Thanks for this. I've been using Sufferfest and doing almost an inverted pyramid (or diamond?), and after *checks calendar* about 8 weeks of 2/1s, I'm struggling with motivation and possibly plateaued. And my maximal aerobic--even though the workouts are heavy on that--has diminished from my peak a year ago when I was winning hill climb races on Zwift.
Have done the 80/20 device for three years now - no improvement. Doing less Zone 2, more harder work helped me to get better. Time crunched, 8 hours per week.
I wish you’d just linked Dylan Johnson. There are plenty of studies that look at ‘80:20’ work (be it pyramidal or polarized), and a fair amount of them are done in 6-8hr/wk training sessions. Sweet spot/intervals/threshold sessions activate the autonomic nervous system and delay recovery beyond the physical exertion you have. There is no good reason/logic/evidence to not do a large amount of ‘zone 2’ (5 zone model) work if you want to get the best out of your training. Closer to race season, more ‘specificity’ is important depending on what you’re doing, but you should still be doing largely zone 2 work. Sadly there is not one study specifically quoted or referenced in this video…
Zone 2 Base training is much more about maximizing stroke volume at an intensity that minimizes fatigue than mitochondria. The muscles can only use the oxygen the heart can deliver. Non athletes are better off with upper Zone 2 and some Zone 3.
I’m lucky (or stupid) I got one coach so he do my plan. I’m actually will compete T100 next season, so it’s not IM distance. So when I suffer in Zwift I feel stupid that I really pay money for this suffering, but when I see the results I’m happy. I’m 58 years old and ag since many years. It seems that I got one mix of different of lower and higher intensity. We training in blocks now around three weeks tougher blocks, and than we got one recovery block around 5 days with shorter and easier training. Strength training 😝, more than ever, two heavy workouts per week 2x1 h and two easy short workouts 15-30 min coordination strength/week. (Time for the heavy one right now) Now something totally different- I wonder Mark, how it goes for the guy you learned to swim? I also wonder how it goes for the group of new beginner runners, them who run 5 k . Do they still running/training? // Marie-Louise
I stared training this after 2-3 yrs of being a couch potato and reduced my 5k time from 35 to 26 mins, while my max hr is really high and I can maintain 200+ bpm for more than 5 minutes but my running time won't go down because of my trashy aerobic capacity although I think I can push harder but don't think it will be safe so I think zone 2 training is really important hence started zone 2 running from this month. Right now my VO2 max is 46 ( reduced from 47 after 2 month not running due to patella tendon injury).

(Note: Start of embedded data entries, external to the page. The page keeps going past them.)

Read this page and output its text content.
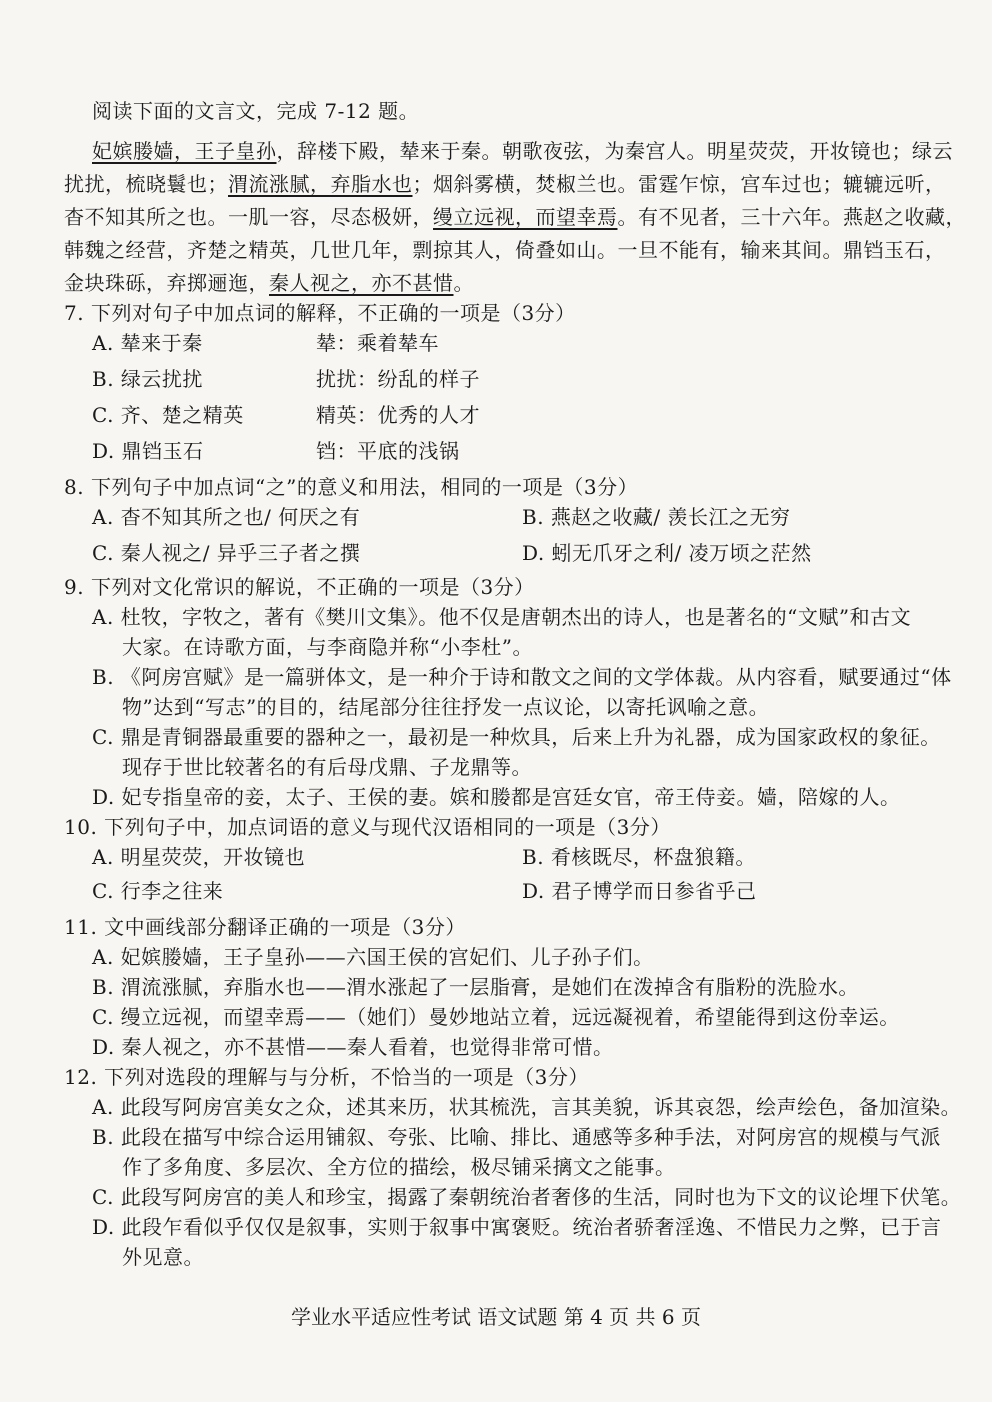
阅读下面的文言文，完成 7-12 题。
妃嫔媵嫱，王子皇孙，辞楼下殿，辇来于秦。朝歌夜弦，为秦宫人。明星荧荧，开妆镜也；绿云
扰扰，梳晓鬟也；渭流涨腻，弃脂水也；烟斜雾横，焚椒兰也。雷霆乍惊，宫车过也；辘辘远听，
杳不知其所之也。一肌一容，尽态极妍，缦立远视，而望幸焉。有不见者，三十六年。燕赵之收藏，
韩魏之经营，齐楚之精英，几世几年，剽掠其人，倚叠如山。一旦不能有，输来其间。鼎铛玉石，
金块珠砾，弃掷逦迤，秦人视之，亦不甚惜。
7. 下列对句子中加点词的解释，不正确的一项是（3分）
A. 辇来于秦	辇：乘着辇车
B. 绿云扰扰	扰扰：纷乱的样子
C. 齐、楚之精英	精英：优秀的人才
D. 鼎铛玉石	铛：平底的浅锅
8. 下列句子中加点词“之”的意义和用法，相同的一项是（3分）
A. 杳不知其所之也/ 何厌之有	B. 燕赵之收藏/ 羡长江之无穷
C. 秦人视之/ 异乎三子者之撰	D. 蚓无爪牙之利/ 凌万顷之茫然
9. 下列对文化常识的解说，不正确的一项是（3分）
A. 杜牧，字牧之，著有《樊川文集》。他不仅是唐朝杰出的诗人，也是著名的“文赋”和古文
大家。在诗歌方面，与李商隐并称“小李杜”。
B. 《阿房宫赋》是一篇骈体文，是一种介于诗和散文之间的文学体裁。从内容看，赋要通过“体
物”达到“写志”的目的，结尾部分往往抒发一点议论，以寄托讽喻之意。
C. 鼎是青铜器最重要的器种之一，最初是一种炊具，后来上升为礼器，成为国家政权的象征。
现存于世比较著名的有后母戊鼎、子龙鼎等。
D. 妃专指皇帝的妾，太子、王侯的妻。嫔和媵都是宫廷女官，帝王侍妾。嫱，陪嫁的人。
10. 下列句子中，加点词语的意义与现代汉语相同的一项是（3分）
A. 明星荧荧，开妆镜也	B. 肴核既尽，杯盘狼籍。
C. 行李之往来	D. 君子博学而日参省乎己
11. 文中画线部分翻译正确的一项是（3分）
A. 妃嫔媵嫱，王子皇孙——六国王侯的宫妃们、儿子孙子们。
B. 渭流涨腻，弃脂水也——渭水涨起了一层脂膏，是她们在泼掉含有脂粉的洗脸水。
C. 缦立远视，而望幸焉——（她们）曼妙地站立着，远远凝视着，希望能得到这份幸运。
D. 秦人视之，亦不甚惜——秦人看着，也觉得非常可惜。
12. 下列对选段的理解与与分析，不恰当的一项是（3分）
A. 此段写阿房宫美女之众，述其来历，状其梳洗，言其美貌，诉其哀怨，绘声绘色，备加渲染。
B. 此段在描写中综合运用铺叙、夸张、比喻、排比、通感等多种手法，对阿房宫的规模与气派
作了多角度、多层次、全方位的描绘，极尽铺采摛文之能事。
C. 此段写阿房宫的美人和珍宝，揭露了秦朝统治者奢侈的生活，同时也为下文的议论埋下伏笔。
D. 此段乍看似乎仅仅是叙事，实则于叙事中寓褒贬。统治者骄奢淫逸、不惜民力之弊，已于言
外见意。
学业水平适应性考试 语文试题 第 4 页 共 6 页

if u want to live long u dont train at all :) just let your body adapt to all situations you dont need any muscle or anything extra .. it just is more weight for your heart
Base training also helps the musculoskeletal system gently and gradually build the strength to sustain higher intensities without getting hurt! The more the better, why not! This video makes it sound like it's not important, can give ppl the wrong impression
My experience is that zone 2 training in a 80/20-manner (bipolar approach) did not help me much. I accumulate too much base training but not enough medium and high intensity. For me it is better to have interval and tempo sessions within the week and a long run on the weekend. I am sure it is different, when you are a pro athlete with 2 training sessions per day. Then of course you have to do more base training, just to get a little regeneration. But this probably does not count for a hobby athlete. We have less sessions and it is way more important to spend the little time we have in a quality way to get the most out of it, not just to aggregate volume...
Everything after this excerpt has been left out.